2. My lining was 3mm. This is still thin for most women, but considering my lining is usually in the 1-2mm range at baseline, I am impressed. However, today is only CD2 so perhaps I’m just catching it before it gets super thing from bleeding. Oh wait, this is silver lining time. Yay, that is a good number for me! If I can start there next time I have a better shot at a decently thick lining when I ovulate. (Yeah, I’m going to freaking ovulate next time I get to cycle. You have no choice in the matter, body. We are MOVING FORWARD.)

3. We have an out of town wedding the weekend of April 10. I was getting nervous about squeezing in an IUI before hubs leaves town. I guess we will not have to worry about that now. Unfortunately, there is another wedding the weekend of April 30. I have already calculated what three weeks of BCPs does to my timeline and it isn’t pretty. I’ll probably have to stay on them longer to ensure we’re not in the middle of injects when we go to NYC at the end of April. But, silver lining, I can control my period better with BCPs than I can with Provera.

4. Back to the lining. I guess this gives my body more time to clear Evil Clomid out of its system. That can only be good.

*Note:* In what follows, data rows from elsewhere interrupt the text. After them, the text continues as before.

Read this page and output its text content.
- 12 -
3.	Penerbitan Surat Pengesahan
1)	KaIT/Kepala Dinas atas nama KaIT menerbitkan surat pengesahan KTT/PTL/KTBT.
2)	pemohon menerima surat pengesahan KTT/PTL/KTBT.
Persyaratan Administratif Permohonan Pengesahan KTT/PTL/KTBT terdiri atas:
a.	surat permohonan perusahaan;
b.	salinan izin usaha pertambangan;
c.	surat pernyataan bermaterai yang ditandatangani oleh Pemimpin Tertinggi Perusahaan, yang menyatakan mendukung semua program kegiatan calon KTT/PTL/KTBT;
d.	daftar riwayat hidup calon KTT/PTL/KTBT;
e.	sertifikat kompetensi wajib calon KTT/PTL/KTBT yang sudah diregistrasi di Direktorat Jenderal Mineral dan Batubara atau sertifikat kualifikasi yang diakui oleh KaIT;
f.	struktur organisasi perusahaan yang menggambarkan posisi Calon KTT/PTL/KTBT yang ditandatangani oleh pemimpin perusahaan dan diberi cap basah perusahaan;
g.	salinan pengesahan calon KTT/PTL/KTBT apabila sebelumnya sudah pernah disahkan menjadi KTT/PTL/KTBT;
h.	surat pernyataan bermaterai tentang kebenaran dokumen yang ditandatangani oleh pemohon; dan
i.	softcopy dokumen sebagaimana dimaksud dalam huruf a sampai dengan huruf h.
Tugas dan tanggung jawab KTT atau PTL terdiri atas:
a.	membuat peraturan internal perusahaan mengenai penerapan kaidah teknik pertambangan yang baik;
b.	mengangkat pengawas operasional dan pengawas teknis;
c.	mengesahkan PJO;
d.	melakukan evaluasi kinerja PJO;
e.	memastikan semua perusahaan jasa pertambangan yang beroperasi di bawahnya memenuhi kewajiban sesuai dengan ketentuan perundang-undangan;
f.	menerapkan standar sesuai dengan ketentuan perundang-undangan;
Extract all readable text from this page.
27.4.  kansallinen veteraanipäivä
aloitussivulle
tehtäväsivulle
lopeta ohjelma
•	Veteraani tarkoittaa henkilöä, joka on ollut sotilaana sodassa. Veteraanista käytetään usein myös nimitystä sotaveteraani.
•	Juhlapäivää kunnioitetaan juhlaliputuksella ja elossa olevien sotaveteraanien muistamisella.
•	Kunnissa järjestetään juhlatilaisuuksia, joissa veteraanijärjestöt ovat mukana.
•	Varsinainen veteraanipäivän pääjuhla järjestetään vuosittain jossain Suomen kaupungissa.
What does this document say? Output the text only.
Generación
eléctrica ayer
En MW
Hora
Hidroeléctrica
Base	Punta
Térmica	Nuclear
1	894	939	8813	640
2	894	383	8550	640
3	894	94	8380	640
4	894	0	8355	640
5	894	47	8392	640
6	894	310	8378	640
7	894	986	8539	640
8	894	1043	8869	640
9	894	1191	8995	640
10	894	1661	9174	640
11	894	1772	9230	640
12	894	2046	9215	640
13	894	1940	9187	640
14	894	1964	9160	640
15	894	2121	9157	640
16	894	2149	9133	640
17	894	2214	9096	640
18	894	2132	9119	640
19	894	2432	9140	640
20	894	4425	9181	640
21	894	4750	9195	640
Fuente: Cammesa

I think that’s about it. Whew. I will take my bone any time now….is someone up there listening?

**********Update************

A different nurse called me this afternoon. A really nice one. The news was not nice: Estrogen-producing cyst. Typical! I hate to say it, but I was pretty sure that’s how the convo would go. She has no explanation for why I grew a big follie in a canceled cycle. BUT, because I only started bleeding late yesterday, they are going to re-test my Estrogen level on Sunday morning. My level is currently a sky-high 305. They want it to be 75-ish or lower. And if it goes down, they’ll let me cycle through this. I guess there’s a chance it could be artificially high because it was too early to test me. I don’t know. This period is pretty weird. I’s EVEN lighter than it has been since I went off the Pill. Like, I’m bleeding, but so little that I don’t even need a pad. Or a panty-liner. And as I’ve remarked a few times to hubs since last night at 7pm, I have no cramping. None. It’s unusual. (He chalks it up to my daily dose of Vitamin E supps, which would be a nifty side-effect of that supplement!) But still, I’m bleeding…so it’s my period, right? Right, said the nurse.

I really can’t decide how I feel about this. I guess perked up just a bit to have some hope for the next 36 hours. But really you guys, you have seen my body’s history (look to the Long & Short Of It sidebar to the right), it has an amazing ability to develop all of the worst side effects of fertility meds. Right now, so frustrated, I feel like I watch people get good news or at least green-light news month after month, while I sit here spinning my wheels and switching between cheering everyone else on and shouting for help. (I do love cheering you guys on, I hope you know that!)